Unique Multi-Family Value-Add

Hi guys,

What are some unique value-add strategies you've implemented in your multi-family assets? I am talking beyond the typical lipstick on a pig upgrades. Some things I've experimented with lately are minor technology upgrades such as Nest thermostats, built-in wall USB plugs, and digital locks. Typical cost of an upgrade like this is $500 and will get a $30/month premium (72% YOC).

Also interested in hearing about any unique common-area value-add people are doing.

 

Nest isn't exactly a minor upgrade, but USB outlets are pretty standard in new construction so that's a good one. Digital locks have given me more issues than they're worth, so if you have a good company let me know.

Package concierge is huge. Not sure if you really get a premium for it but it makes the leasing staff happy.

Honestly though, upgrading kitchens and baths is the standard because it works and people care about them.

Commercial Real Estate Developer
 
Best Response

People still care way more about in-unit washers/dryers and dishwashers than a lot of the other "cool" upgrades being built into new product. A certain cohort of tenants won't bat an eye at paying an additional $200/month in rent for an in-unit washer and dryer.

Something that worked well for us on a recent acquisition was installing under-sink dishwashers for 1 bedroom and studio units where kitchen space was at a premium. These are about half the size of a normal dishwasher but hold ~75% of a full-size unit.

 

Agree with the packaged washer dryers. A few more that I think are differentiators: --mini undercounter wine fridges --sonos built in speakers (maybe on premium units only if you're on a tight budget) --second the schlage digital locks, love not having to take keys with me when leaving the house and not driving --adjustable closet shelving/rack system that lets the tenant customize their closet as opposed to being stuck with a fixed rod --showerhead wireless blue tooth speaker insert for an incredible wake up

 

I think Nest systems and digital locks are great ideas. USB plug in technology is changing as we speak so I would say install them in a way that retrofitting new inputs won't be a hassle. Nest systems also really improve energy efficiency, so I wonder if that kind of upgrade would make a property eligible for green program financing. Rainfall shower heads I would imagine would be attractive.

Common area amenities I think that get overlooked for apartments but are staples in new student housing developments are game rooms. I have a client that builds game rooms on his conventional deals and the tenants love them. They typically have a bar area, pool table, juke box, pinball machine, stuff like that. In one of them, he built a separate small stadium sized movie theater that sits roughly 15-20 people with a projector screen. Tenants use it like crazy.

 

What you need to keep in mind is what class of multifamily your investing(A,B or C class), and based on that your tenants will have varying demand for the upgrades you are talking about.

Also, from my experience, there are simple things people miss out on e.g. water saving shower heads, green initiative interest rate discounts etc.
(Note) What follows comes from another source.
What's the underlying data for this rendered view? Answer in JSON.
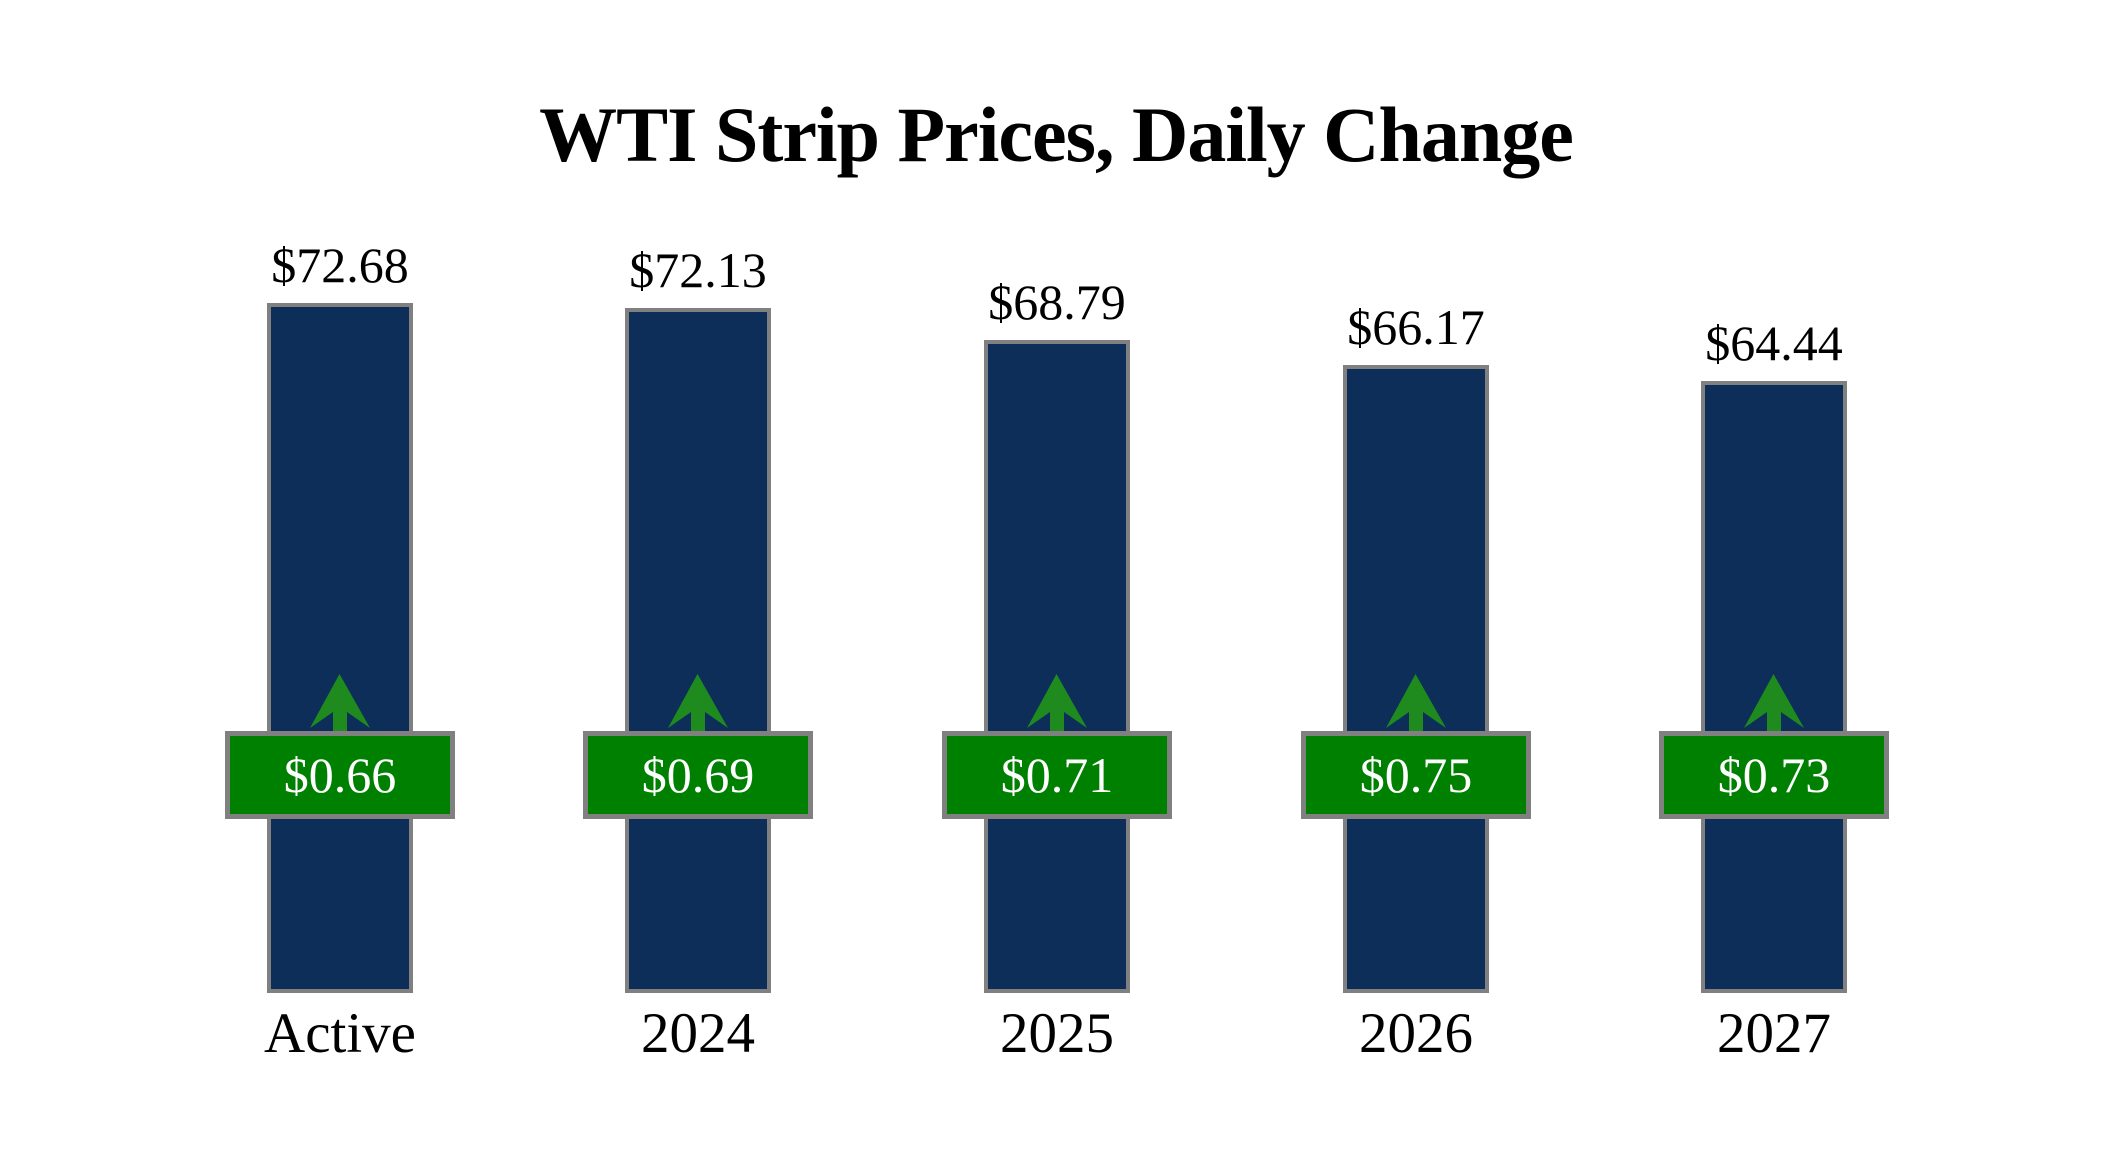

Unlike other upgrades like fences etc., another advantage of the examples I just mentioned is that you don't have to bet on tenants valuing your upgrades and being able to charge higher rentals.

 
fuzzybox:
from my experience, there are simple things people miss out on e.g. water saving shower heads, green initiative interest rate discounts etc. Unlike other upgrades like fences etc., another advantage of the examples I just mentioned is that you don't have to bet on tenants valuing your upgrades and being able to charge higher rentals.

low flow toilets, water saving shower heads, etc definitely pay for themselves with the green pricing you can get on agency debt. However they do not affect your terminal value, which is what I think OP is getting at.

 

I'm a broker so really it's client feedback. They tell us they're getting water savings up to 20% so we underwrite that into the OM if the opportunity allows it. That combined with shaving 20-30 bps off the rate with green program, it's hard to imagine how lower utility expenses combined with a lower interest rate wouldn't create value. Getting the reduced rate for green program financing for doing something like low flow systems which a new buyer should be doing anyway seems like a no brainer.

 

The lender makes you hire a consultant to come out and do a study to find out what changes could reduce consumption by 20% (I dont think that it's looking at expense, just water/energy consumption). You then have to make the upgrades, some can be cheap but I think that at least freddie has a minimum $/unit you need to invest. You have to do the work to get the savings off of your rate, but I don't believe there is any follow-up/audit to prove that it saved 20% of anything.

$ savings is going to vary significantly by property. If you have massive lawns in southern california that you replace with zero scape, your water bill is probably going to go down a lot which would be a nice pop for noi. One thing to look out for is proformas that show big savings in utility expenses by making green upgrades to units, but don't decrease RUBS income at all. Probably not going to get that double-dip.